Uma atuação com a que o Vasco teve contra o Treze em  véspera de feriado foi até uma covardia com os cruz-maltinos que optaram torcer pelo seu time de coração. Mas se algo os fez sorrir foi a esperança. Aliás, a esperança de ver jogadores criados na base de São Januário brilharem na equipe profissional.

Outro sentimento que deve ter dado o tom da noite de ontem foi a saudade. Saudade do tempo em que Resende, América-MG, Luverdense e Treze não dariam sufoco e nem sequer dor de cabeça.

A esperança pode-se creditar, principalmente, a Thalles, jovem que fez os dois gols cruz-maltinos e evitou um vexame em Campina Grande. Além disso, a entrada de Marquinhos do Sul e Yago, outras duas crias da base, mudaram a cara do time. Até porque, Reginaldo e Montoya não acertaram absolutamente nada que tentaram na primeira etapa. Foram péssimos.

Apesar da vitória e de ter ficado mais próximo da terceira fase da Copa do Brasil, convenhamos, é melhor o Vasco acordar, pois a temporada ainda não acabou, muito pelo contrário. Acho que a última partida em que o cruz-maltino entrou em campo para valer foi há cerca de três semanas, na final do Carioca.

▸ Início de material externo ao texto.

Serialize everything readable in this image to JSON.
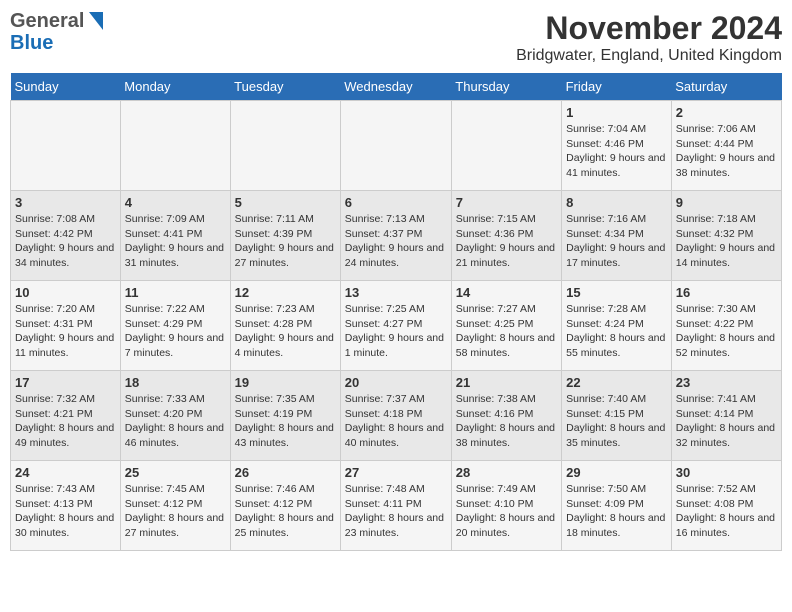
{
  "header": {
    "title": "November 2024",
    "subtitle": "Bridgwater, England, United Kingdom",
    "logo_gen": "General",
    "logo_blue": "Blue"
  },
  "weekdays": [
    "Sunday",
    "Monday",
    "Tuesday",
    "Wednesday",
    "Thursday",
    "Friday",
    "Saturday"
  ],
  "weeks": [
    [
      {
        "day": "",
        "info": ""
      },
      {
        "day": "",
        "info": ""
      },
      {
        "day": "",
        "info": ""
      },
      {
        "day": "",
        "info": ""
      },
      {
        "day": "",
        "info": ""
      },
      {
        "day": "1",
        "info": "Sunrise: 7:04 AM\nSunset: 4:46 PM\nDaylight: 9 hours and 41 minutes."
      },
      {
        "day": "2",
        "info": "Sunrise: 7:06 AM\nSunset: 4:44 PM\nDaylight: 9 hours and 38 minutes."
      }
    ],
    [
      {
        "day": "3",
        "info": "Sunrise: 7:08 AM\nSunset: 4:42 PM\nDaylight: 9 hours and 34 minutes."
      },
      {
        "day": "4",
        "info": "Sunrise: 7:09 AM\nSunset: 4:41 PM\nDaylight: 9 hours and 31 minutes."
      },
      {
        "day": "5",
        "info": "Sunrise: 7:11 AM\nSunset: 4:39 PM\nDaylight: 9 hours and 27 minutes."
      },
      {
        "day": "6",
        "info": "Sunrise: 7:13 AM\nSunset: 4:37 PM\nDaylight: 9 hours and 24 minutes."
      },
      {
        "day": "7",
        "info": "Sunrise: 7:15 AM\nSunset: 4:36 PM\nDaylight: 9 hours and 21 minutes."
      },
      {
        "day": "8",
        "info": "Sunrise: 7:16 AM\nSunset: 4:34 PM\nDaylight: 9 hours and 17 minutes."
      },
      {
        "day": "9",
        "info": "Sunrise: 7:18 AM\nSunset: 4:32 PM\nDaylight: 9 hours and 14 minutes."
      }
    ],
    [
      {
        "day": "10",
        "info": "Sunrise: 7:20 AM\nSunset: 4:31 PM\nDaylight: 9 hours and 11 minutes."
      },
      {
        "day": "11",
        "info": "Sunrise: 7:22 AM\nSunset: 4:29 PM\nDaylight: 9 hours and 7 minutes."
      },
      {
        "day": "12",
        "info": "Sunrise: 7:23 AM\nSunset: 4:28 PM\nDaylight: 9 hours and 4 minutes."
      },
      {
        "day": "13",
        "info": "Sunrise: 7:25 AM\nSunset: 4:27 PM\nDaylight: 9 hours and 1 minute."
      },
      {
        "day": "14",
        "info": "Sunrise: 7:27 AM\nSunset: 4:25 PM\nDaylight: 8 hours and 58 minutes."
      },
      {
        "day": "15",
        "info": "Sunrise: 7:28 AM\nSunset: 4:24 PM\nDaylight: 8 hours and 55 minutes."
      },
      {
        "day": "16",
        "info": "Sunrise: 7:30 AM\nSunset: 4:22 PM\nDaylight: 8 hours and 52 minutes."
      }
    ],
    [
      {
        "day": "17",
        "info": "Sunrise: 7:32 AM\nSunset: 4:21 PM\nDaylight: 8 hours and 49 minutes."
      },
      {
        "day": "18",
        "info": "Sunrise: 7:33 AM\nSunset: 4:20 PM\nDaylight: 8 hours and 46 minutes."
      },
      {
        "day": "19",
        "info": "Sunrise: 7:35 AM\nSunset: 4:19 PM\nDaylight: 8 hours and 43 minutes."
      },
      {
        "day": "20",
        "info": "Sunrise: 7:37 AM\nSunset: 4:18 PM\nDaylight: 8 hours and 40 minutes."
      },
      {
        "day": "21",
        "info": "Sunrise: 7:38 AM\nSunset: 4:16 PM\nDaylight: 8 hours and 38 minutes."
      },
      {
        "day": "22",
        "info": "Sunrise: 7:40 AM\nSunset: 4:15 PM\nDaylight: 8 hours and 35 minutes."
      },
      {
        "day": "23",
        "info": "Sunrise: 7:41 AM\nSunset: 4:14 PM\nDaylight: 8 hours and 32 minutes."
      }
    ],
    [
      {
        "day": "24",
        "info": "Sunrise: 7:43 AM\nSunset: 4:13 PM\nDaylight: 8 hours and 30 minutes."
      },
      {
        "day": "25",
        "info": "Sunrise: 7:45 AM\nSunset: 4:12 PM\nDaylight: 8 hours and 27 minutes."
      },
      {
        "day": "26",
        "info": "Sunrise: 7:46 AM\nSunset: 4:12 PM\nDaylight: 8 hours and 25 minutes."
      },
      {
        "day": "27",
        "info": "Sunrise: 7:48 AM\nSunset: 4:11 PM\nDaylight: 8 hours and 23 minutes."
      },
      {
        "day": "28",
        "info": "Sunrise: 7:49 AM\nSunset: 4:10 PM\nDaylight: 8 hours and 20 minutes."
      },
      {
        "day": "29",
        "info": "Sunrise: 7:50 AM\nSunset: 4:09 PM\nDaylight: 8 hours and 18 minutes."
      },
      {
        "day": "30",
        "info": "Sunrise: 7:52 AM\nSunset: 4:08 PM\nDaylight: 8 hours and 16 minutes."
      }
    ]
  ]
}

Jogo esse que fez com que os mesmos torcedores acreditassem em um fim de primeiro semestre e uma Série B um pouco mais tranquila.

O triunfo no Amigão pode ser o ânimo para equipe de Adilson Batista voltar aos trilhos e aliviar a pressão depois dos últimos resultados nada favoráveis.

Que a esperança seja não só de ver os jovens da base, mas que seja renovada também em um âmbito maior e atinja o torcedores, o elenco… Que as vitórias voltem a ser corriqueiras!